But after a year, there's no Iraq connection with the towers, and we've no indication that Saddam is much guiltier of sponsoring international terror than Colonel Gaddafi. There's nothing new in the Prime Minister's dossier, and delaying its publication to the morning of the debate raised suspicions that the material is in some way tainted (the Government's reputation in such matters is as fragrant as dead, or least very sick, fish).

So we had high hopes of a rebellion. Maybe Robin Cook would resign from the Cabinet to lead it, or maybe Clare Short? Yet more likely, would vertical take-off pigs perform aerial acrobatics over the Treasury benches?

No, parliamentary management and the Prime Minister's thespian skills carried the day. Tam Dalyell tried a procedure to get a substantive vote at the end of the debate. He failed. In what way success would have been better wasn't made clear. Tony Blair's statement was received in respectful silence with one or two dense "Amens" from his back benchers. Barry Gardiner's long, lubricated tongue came snaking over the benchback dripping a question so vile that his promotion must be imminent.

The loser of the day, leaving aside Saddam Hussein, was poor old Iain Thing.
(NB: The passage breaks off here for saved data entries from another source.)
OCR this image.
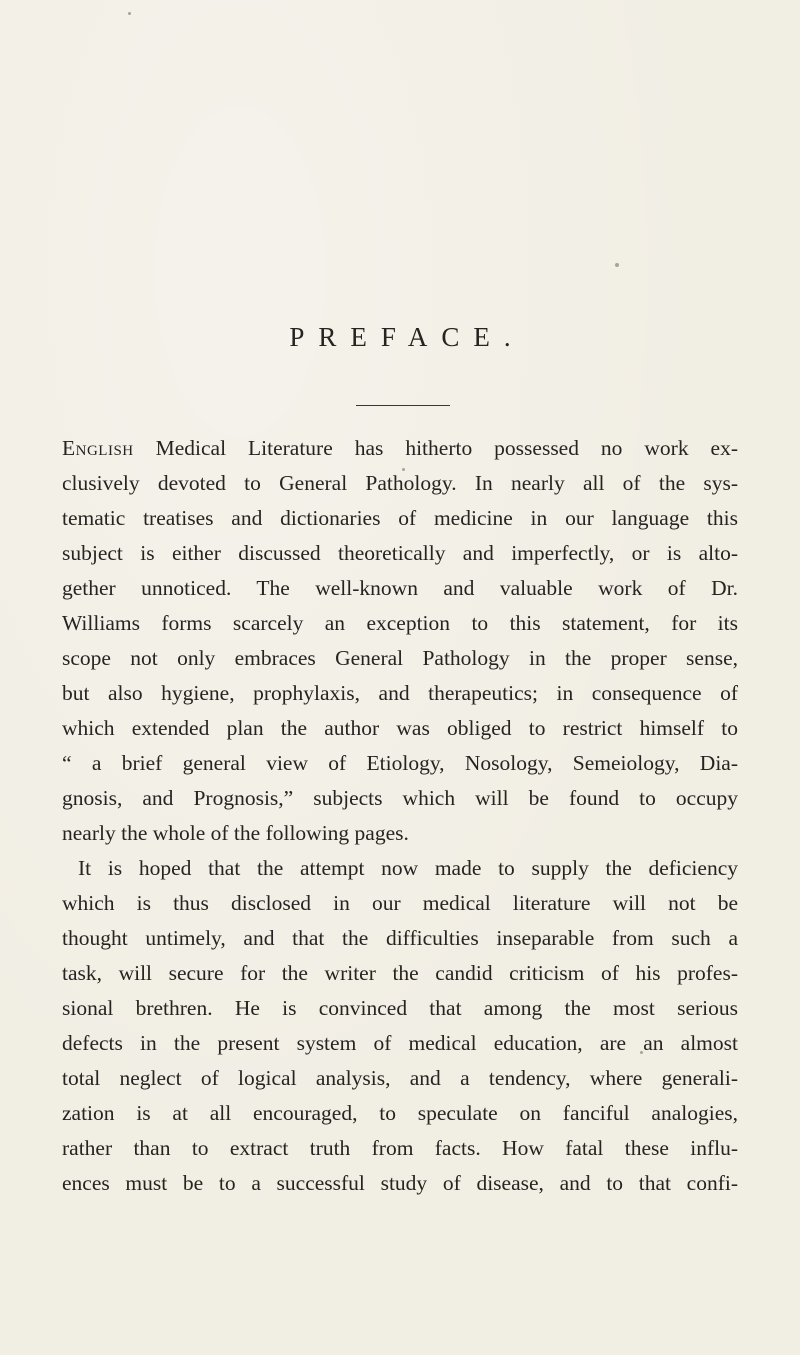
PREFACE.
English Medical Literature has hitherto possessed no work ex-
clusively devoted to General Pathology. In nearly all of the sys-
tematic treatises and dictionaries of medicine in our language this
subject is either discussed theoretically and imperfectly, or is alto-
gether unnoticed. The well-known and valuable work of Dr.
Williams forms scarcely an exception to this statement, for its
scope not only embraces General Pathology in the proper sense,
but also hygiene, prophylaxis, and therapeutics; in consequence of
which extended plan the author was obliged to restrict himself to
“ a brief general view of Etiology, Nosology, Semeiology, Dia-
gnosis, and Prognosis,” subjects which will be found to occupy
nearly the whole of the following pages.
It is hoped that the attempt now made to supply the deficiency
which is thus disclosed in our medical literature will not be
thought untimely, and that the difficulties inseparable from such a
task, will secure for the writer the candid criticism of his profes-
sional brethren. He is convinced that among the most serious
defects in the present system of medical education, are an almost
total neglect of logical analysis, and a tendency, where generali-
zation is at all encouraged, to speculate on fanciful analogies,
rather than to extract truth from facts. How fatal these influ-
ences must be to a successful study of disease, and to that confi-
You know who I mean – nice sort of fellow. Possibly over-promoted. After failing to ask any questions about the war, he intervened on the Liberal Democrats' Menzies Campbell. Mr Cambell is a gent. That's a technical term whose meaning is largely lost to us now. He's dignified, experienced, but quite able to dump his opponent on his backside. This he casually did, and Mr Thing should consider whether it's worth getting up again.
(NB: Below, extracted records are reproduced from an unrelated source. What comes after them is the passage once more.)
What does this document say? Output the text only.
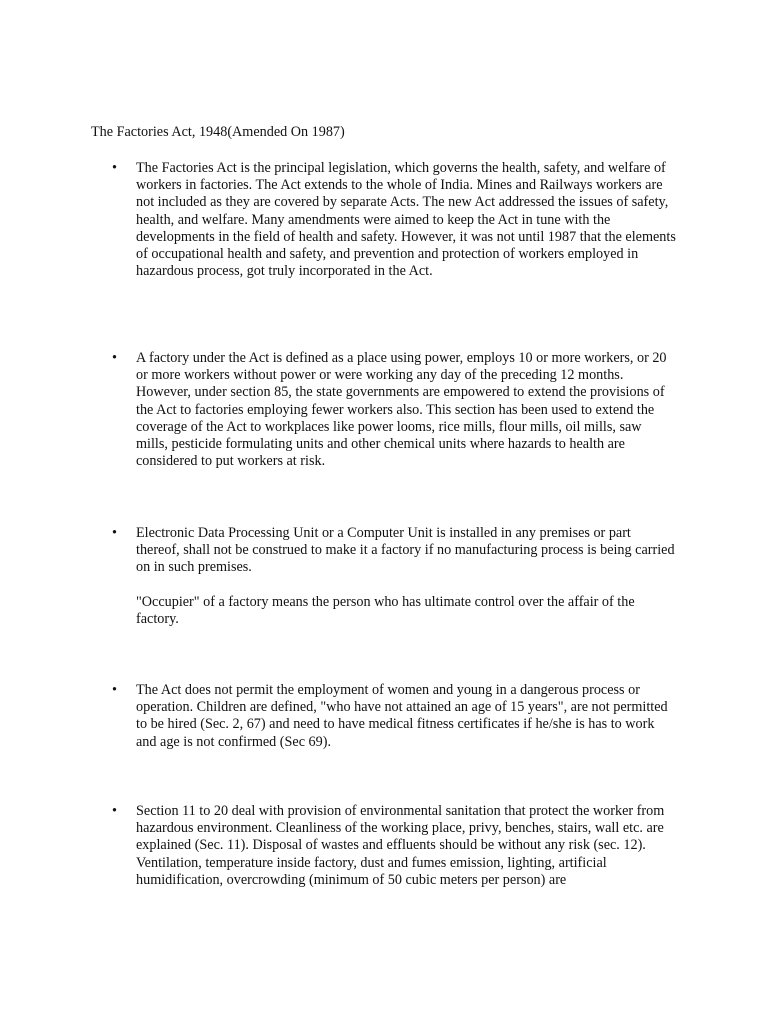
The Factories Act, 1948(Amended On 1987)
•	The Factories Act is the principal legislation, which governs the health, safety, and welfare of workers in factories. The Act extends to the whole of India. Mines and Railways workers are not included as they are covered by separate Acts. The new Act addressed the issues of safety, health, and welfare. Many amendments were aimed to keep the Act in tune with the developments in the field of health and safety. However, it was not until 1987 that the elements of occupational health and safety, and prevention and protection of workers employed in hazardous process, got truly incorporated in the Act.
•	A factory under the Act is defined as a place using power, employs 10 or more workers, or 20 or more workers without power or were working any day of the preceding 12 months. However, under section 85, the state governments are empowered to extend the provisions of the Act to factories employing fewer workers also. This section has been used to extend the coverage of the Act to workplaces like power looms, rice mills, flour mills, oil mills, saw mills, pesticide formulating units and other chemical units where hazards to health are considered to put workers at risk.
•	Electronic Data Processing Unit or a Computer Unit is installed in any premises or part thereof, shall not be construed to make it a factory if no manufacturing process is being carried on in such premises.
"Occupier" of a factory means the person who has ultimate control over the affair of the factory.
•	The Act does not permit the employment of women and young in a dangerous process or operation. Children are defined, "who have not attained an age of 15 years", are not permitted to be hired (Sec. 2, 67) and need to have medical fitness certificates if he/she is has to work and age is not confirmed (Sec 69).
•	Section 11 to 20 deal with provision of environmental sanitation that protect the worker from hazardous environment. Cleanliness of the working place, privy, benches, stairs, wall etc. are explained (Sec. 11). Disposal of wastes and effluents should be without any risk (sec. 12). Ventilation, temperature inside factory, dust and fumes emission, lighting, artificial humidification, overcrowding (minimum of 50 cubic meters per person) are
That pale rider, Douglas Hogg made the most rebellious speech of the day – elegant and unanswerable: "I do not think the threat of war is sufficiently grave or sufficiently imminent to provide a moral basis for war."

"We should be unambiguous about what will happen to Saddam," Mr Blair said before ambigualising onwards. He will not admit regime change is his purpose. And no doubt, neither will they, as and when they retaliate.